Boost for mineral-rich states as SC allows them to recover from Centre royalty & tax dues since 2005
New Delhi, Aug 14 (PTI) In a major victory for mineral-rich states, the Supreme Court on Wednesday allowed them to recover from the Centre and mining companies royalty and tax dues on mineral rights and mineral-bearing lands worth thousands of crore of rupees since April 1, 2005 over a period of 12 years.
In a majority 8:1 verdict on July 25, the top court had ruled that the legislative power to tax mineral rights vests in states and not Parliament.
On Wednesday, pronouncing a related judgement on behalf of the nine-judge constitution bench, Chief Justice DY Chandrachud rejected the arguments of the Centre and mining companies, including Public Sector Undertakings (PSU), for operationalising the July 25 verdict with prospective effect.

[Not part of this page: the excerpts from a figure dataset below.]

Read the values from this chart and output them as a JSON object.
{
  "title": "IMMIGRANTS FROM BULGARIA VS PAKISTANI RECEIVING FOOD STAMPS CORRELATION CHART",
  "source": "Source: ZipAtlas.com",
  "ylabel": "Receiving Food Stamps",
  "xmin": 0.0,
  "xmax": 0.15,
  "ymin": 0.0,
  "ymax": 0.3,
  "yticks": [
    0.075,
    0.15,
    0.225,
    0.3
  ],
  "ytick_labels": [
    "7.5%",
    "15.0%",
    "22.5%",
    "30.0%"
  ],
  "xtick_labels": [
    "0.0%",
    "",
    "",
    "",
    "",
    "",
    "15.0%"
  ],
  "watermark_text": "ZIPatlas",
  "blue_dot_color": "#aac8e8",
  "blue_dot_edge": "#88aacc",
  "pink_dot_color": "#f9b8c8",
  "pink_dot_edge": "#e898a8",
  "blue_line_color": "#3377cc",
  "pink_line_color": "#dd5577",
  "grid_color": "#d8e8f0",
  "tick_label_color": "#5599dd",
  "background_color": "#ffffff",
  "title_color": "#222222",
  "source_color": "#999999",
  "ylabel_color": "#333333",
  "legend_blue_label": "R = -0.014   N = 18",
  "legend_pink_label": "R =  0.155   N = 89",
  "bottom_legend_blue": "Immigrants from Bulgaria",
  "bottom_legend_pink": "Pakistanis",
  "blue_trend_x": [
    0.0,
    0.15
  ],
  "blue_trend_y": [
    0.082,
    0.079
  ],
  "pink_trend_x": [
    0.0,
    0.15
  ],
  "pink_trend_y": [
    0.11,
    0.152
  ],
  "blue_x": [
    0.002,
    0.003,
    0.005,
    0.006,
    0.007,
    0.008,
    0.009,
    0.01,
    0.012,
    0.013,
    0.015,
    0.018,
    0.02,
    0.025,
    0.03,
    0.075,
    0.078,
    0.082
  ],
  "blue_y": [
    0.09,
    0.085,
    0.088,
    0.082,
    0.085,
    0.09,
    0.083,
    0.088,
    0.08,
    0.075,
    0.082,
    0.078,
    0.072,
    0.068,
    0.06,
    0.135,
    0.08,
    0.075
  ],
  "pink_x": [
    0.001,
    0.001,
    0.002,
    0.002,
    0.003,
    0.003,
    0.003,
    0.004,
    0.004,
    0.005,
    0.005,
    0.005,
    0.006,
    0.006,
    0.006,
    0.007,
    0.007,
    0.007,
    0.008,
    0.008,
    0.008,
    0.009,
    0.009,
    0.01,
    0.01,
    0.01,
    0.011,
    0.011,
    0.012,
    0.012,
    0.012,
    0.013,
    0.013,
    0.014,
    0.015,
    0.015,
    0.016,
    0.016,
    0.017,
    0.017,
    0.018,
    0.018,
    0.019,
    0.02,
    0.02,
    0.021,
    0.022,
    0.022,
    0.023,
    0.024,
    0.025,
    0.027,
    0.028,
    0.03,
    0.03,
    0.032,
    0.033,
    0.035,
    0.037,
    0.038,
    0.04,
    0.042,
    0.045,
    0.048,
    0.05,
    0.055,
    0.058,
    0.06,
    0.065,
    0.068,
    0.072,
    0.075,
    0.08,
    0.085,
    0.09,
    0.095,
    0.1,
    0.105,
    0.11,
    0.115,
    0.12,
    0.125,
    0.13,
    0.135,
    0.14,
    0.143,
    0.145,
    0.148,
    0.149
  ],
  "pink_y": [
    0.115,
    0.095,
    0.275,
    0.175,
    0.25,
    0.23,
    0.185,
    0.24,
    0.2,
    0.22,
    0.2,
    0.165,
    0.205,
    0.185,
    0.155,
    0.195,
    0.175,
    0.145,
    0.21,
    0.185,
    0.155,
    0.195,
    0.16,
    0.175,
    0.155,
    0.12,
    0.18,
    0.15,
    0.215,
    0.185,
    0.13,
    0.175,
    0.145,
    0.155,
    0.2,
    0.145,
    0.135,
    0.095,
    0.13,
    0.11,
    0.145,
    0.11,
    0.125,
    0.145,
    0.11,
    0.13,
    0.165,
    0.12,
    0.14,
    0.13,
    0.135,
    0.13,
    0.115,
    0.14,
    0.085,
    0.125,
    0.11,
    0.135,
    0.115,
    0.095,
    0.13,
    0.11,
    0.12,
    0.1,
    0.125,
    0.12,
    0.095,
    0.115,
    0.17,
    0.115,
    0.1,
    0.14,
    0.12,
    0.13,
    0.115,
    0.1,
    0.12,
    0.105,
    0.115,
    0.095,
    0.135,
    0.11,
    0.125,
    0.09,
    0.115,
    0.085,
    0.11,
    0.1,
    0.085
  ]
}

During a hearing on the issue on July 31, the Centre had opposed the demand of states for refund of royalty levied on mines and minerals since 1989, saying if the July 25 verdict is implemented with retrospective effect, the PSUs, according to initial estimates, would lose more than Rs 70,000 crore.
The bench, also comprising Justices Hrishikesh Roy, Abhay S Oka, JB Pardiwala, Manoj Misra, Ujjal Bhuyan, Satish Chandra Sharma and Augustine George Masih, noted the submission of the Steel Authority of India Limited (SAIL) that it stands to lose around Rs 3,000 crore in the event of the judgement coming into force retrospectively.
CJI Chandrachud said the Wednesday’s verdict will be signed by eight judges of the bench who had delivered the majority judgement on July 25. He said Justice Nagarathna will not sign the verdict as she had given a dissenting view on July 25.
“While the States may levy or renew demands of tax, if any, pertaining to Entries 49 and 50 of List II of the Seventh Schedule in terms of the law laid down in the decision in MADA (Mineral Area Development Authority) (July 25 verdict) the demand of tax shall not operate on transactions made prior to April 1, 2005,” the court ordered.
It said the time for payment of the demand of tax by the states shall be staggered in instalments over a period of 12 years commencing from April 1, 2026.
The bench said bearing in mind the consequences that would emanate from the past, it has imposed the conditionalities and directed that the levy of interest and penalty on demands made for the period before July 25, 2024 shall stand waived for all the assessees.
“Taking into consideration the lapse of more than three decades since India Cement (1989 verdict) and more than a decade since the matter was referred to a larger bench, equities will be balanced if the state governments waive the outstanding interest accrued on the principal due from the assessees,” it said.
On the submission of the Centre that some states like Madhya Pradesh and Rajasthan do not wish to collect the dues accrued in view of July 25 verdict, the bench said it is the prerogative of the state legislatures to determine whether to forego the dues for the period before July 25, 2024.
Giving the reasons for its finding, the bench said, “MADA (July 25 verdict) has upheld the legislative competence of States under Entries 49 and 50 of List II. If MADA is given a prospective application, the validity of all relevant legislation enacted before the date of the decision, that is July 25, 2024, will have to be tested on the touchstone of the previous law.”
It said the previous law on the aspects of interpretation of different entries related to taxation of mineral rights was unsettled because of the two conflicting decisions of the apex court in India Cements (1989 verdict) and Kesoram Industries (2004 judgement).
“There is always a presumption of constitutionality in favour of a statutory enactment. It is based on the theory that the elected representatives are aware of the needs of the citizens and are best placed to frame policies to resolve them. Legislation represents the will of the people and cannot be lightly interfered with unless it transgresses constitutional principles,” the bench said.
It added if MADA verdict is applied prospectively, the relevant taxing legislations may conceivably be invalidated, requiring the states to refund the amount collected to the assesses.
“Since the MADA verdict has answered the reference and resolved the conflict, it would be iniquitous to apply the decision prospectively,” it held.
The bench said Article 265 of the Constitution prescribes that no tax shall be levied or collected except by authority of law and the law must be valid in the sense that it must be within the legislative competence of the legislature and consistent with other provisions of the Constitution.
The top court noted that after the 1989 verdict of the seven-judge constitution bench, which held that states do not have power to levy cess on royalty, Parliament enacted the Cess and Other Taxes on Minerals (Validation) Act of 1992 to validate the imposition and collection of taxes on minerals made under the state legislations before 1991.
It said the Centre also increased the rates of royalty to compensate the states for the loss of mineral revenue.
“A pragmatic solution to reconcile the financial interests of the States and the assessees can be achieved by proscribing the States from demanding taxes pertaining to Entries 49 and 50 of List II of the Seventh Schedule for the period before Kesoram (2004 verdict),” it added.